Bébés secoués: la colère doit lancer un signal d’alarme

Que doit-on faire quand un bébé pleure et pleure sans cesse et que ses parents, épuisés, se sentent à bout de ressources? Avant d’en arriver à poser un geste comme celui de secouer son bébé, il existe des solutions pour soulager les parents lorsqu’ils sentent monter la colère en eux.

Le CIUSSS de l’Estrie-CHUS s’affaire depuis deux ans à prévenir ce genre de drame en offrant une formation aux parents qui viennent de donner naissance à un poupon — même s’il ne s’agit pas de leur premier bébé.

La formation se décline en trois fiches offertes aux parents dans le cadre d’une formation qui se veut axée sur les explications et l’éducation. La première fiche explique les pleurs de bébé. La seconde : la colère des parents. La troisième : le syndrome du bébé secoué.

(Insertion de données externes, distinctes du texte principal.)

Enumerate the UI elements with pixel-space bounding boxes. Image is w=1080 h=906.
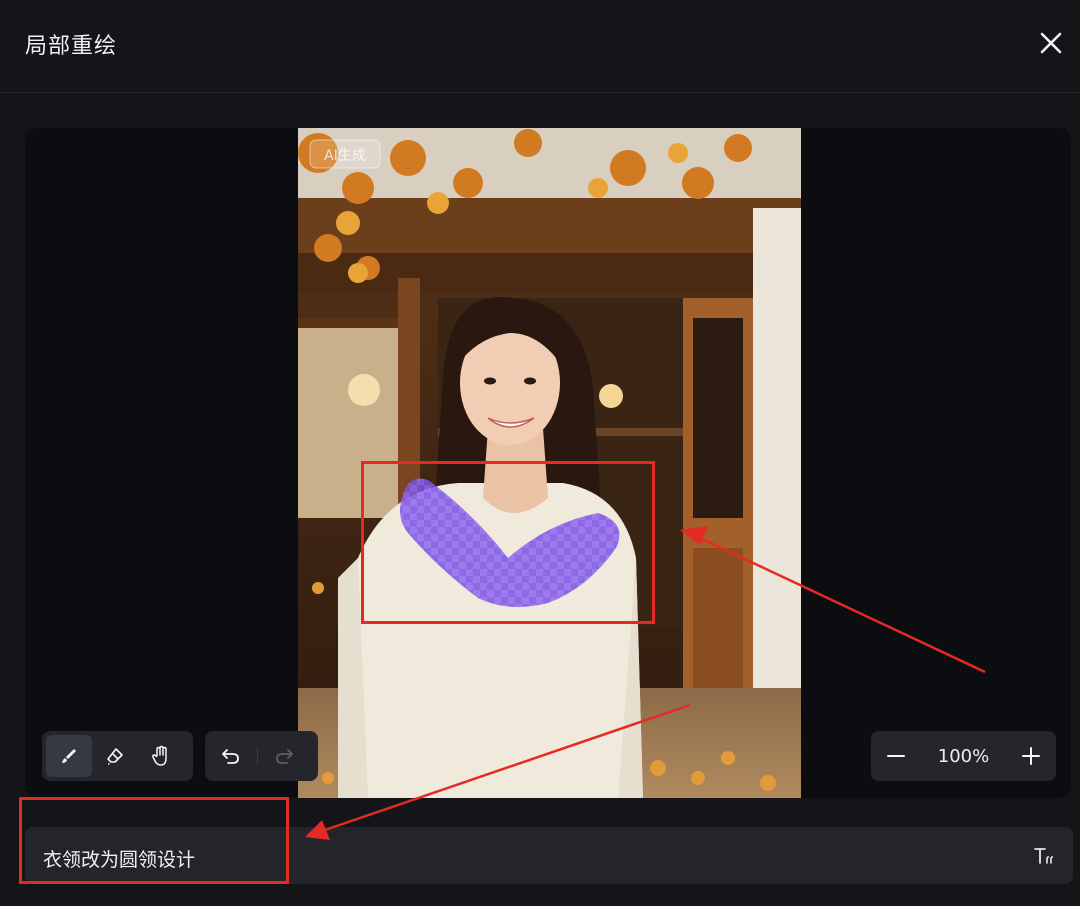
hand-icon — [152, 745, 167, 766]
zoom-in-button[interactable] — [1006, 735, 1056, 777]
close-icon — [1040, 32, 1062, 54]
brush-icon — [62, 749, 76, 763]
watermark-text: AI生成 — [324, 148, 366, 164]
eraser-icon — [107, 748, 123, 765]
zoom-out-button[interactable] — [871, 735, 921, 777]
brush-button[interactable] — [46, 735, 92, 777]
undo-icon — [222, 749, 239, 764]
redo-icon — [276, 749, 293, 764]
redo-button[interactable] — [258, 735, 310, 777]
prompt-text[interactable]: 衣领改为圆领设计 — [43, 845, 195, 872]
zoom-controls: 100% — [871, 731, 1056, 781]
undo-button[interactable] — [205, 735, 257, 777]
history-controls — [205, 731, 318, 781]
photo-illustration: AI生成 — [298, 128, 801, 798]
canvas-area[interactable]: AI生成 — [25, 128, 1071, 798]
text-format-button[interactable] — [1031, 843, 1057, 869]
plus-icon — [1022, 747, 1040, 765]
photo[interactable]: AI生成 — [298, 128, 801, 798]
prompt-input[interactable]: 衣领改为圆领设计 — [25, 827, 1073, 884]
text-format-icon — [1034, 848, 1054, 864]
zoom-level: 100% — [937, 745, 990, 767]
modal-header: 局部重绘 — [0, 0, 1080, 93]
minus-icon — [887, 755, 905, 757]
hand-button[interactable] — [138, 735, 184, 777]
close-button[interactable] — [1032, 24, 1070, 62]
eraser-button[interactable] — [92, 735, 138, 777]
tool-palette — [42, 731, 193, 781]
modal-title: 局部重绘 — [25, 34, 118, 59]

« Au départ, on parle des moyens à mettre en place quand le bébé pleure. Les pleurs sont le langage du bébé, mais ça prend quand même du temps aux parents pour apprendre à décoder ce que signifient les pleurs », explique Gaëlle Simon, chef de l’unité de néonatalogie au CHUS.

Ensuite, on leur parle de la colère qui monte chez les parents. « Car ce n’est pas vrai qu’on est calme et qu’on va secouer son bébé la seconde d’après. Il y a un crescendo. La colère monte parce qu’on est fatigués, parce qu’on est épuisés, parce qu’on n’a pas de relais », soutient Mme Simon.

Un père de 19 ans est accusé d'avoir secoué son bébé à Sherbrooke.

La présence de la colère doit être prise comme un signal d’alarme.

« Quand la colère monte, il faut mettre en place des moyens pour sécuriser son enfant », ajoute la chef de l’unité de néonatalogie.

« La première chose à faire, c’est d’aller déposer le bébé dans son lit, les barreaux relevés, et de quitter la pièce. Un bébé qui pleure, même s’il pleure jusqu’à s’époumoner, ne sera jamais en danger s’il est dans un lit. C’est important de savoir qu’il ne va pas en mourir », tient à préciser Mme Simon.

Ensuite, le parent doit retrouver son calme. À chacun de trouver les façons qui l’aideront le plus.

« On conseille de prendre une douche, de boire un grand verre d’eau, d’écouter de la musique et surtout, d’appeler un proche ou un ami pour demander de l’aide. Il y a aussi la ligne Info-Parents (1 800 361-5085) disponible en tout temps pour les gens qui ont besoin de parler sans se sentir jugés », cite en exemples Gaëlle Simon.

Mme Simon conseille aux proches de jeunes parents qui se sentent épuisés de leur offrir de l’aide sans porter de jugement. « Les commentaires comme “voyons, moi j’ai eu trois enfants et je m’en suis sortie”, ce n’est pas aidant. Les parents se sentent souvent jugés quand ils demandent de l’aide. »

Il n’existe pas de statistiques sur le nombre de parents qui secouent leur bébé. Il n’y a pas non plus de prévalence entre le nombre de pères et de mères qui posent ce geste. « Qu’on soit un homme ou une femme, la fatigue est identique », souligne Mme Simon.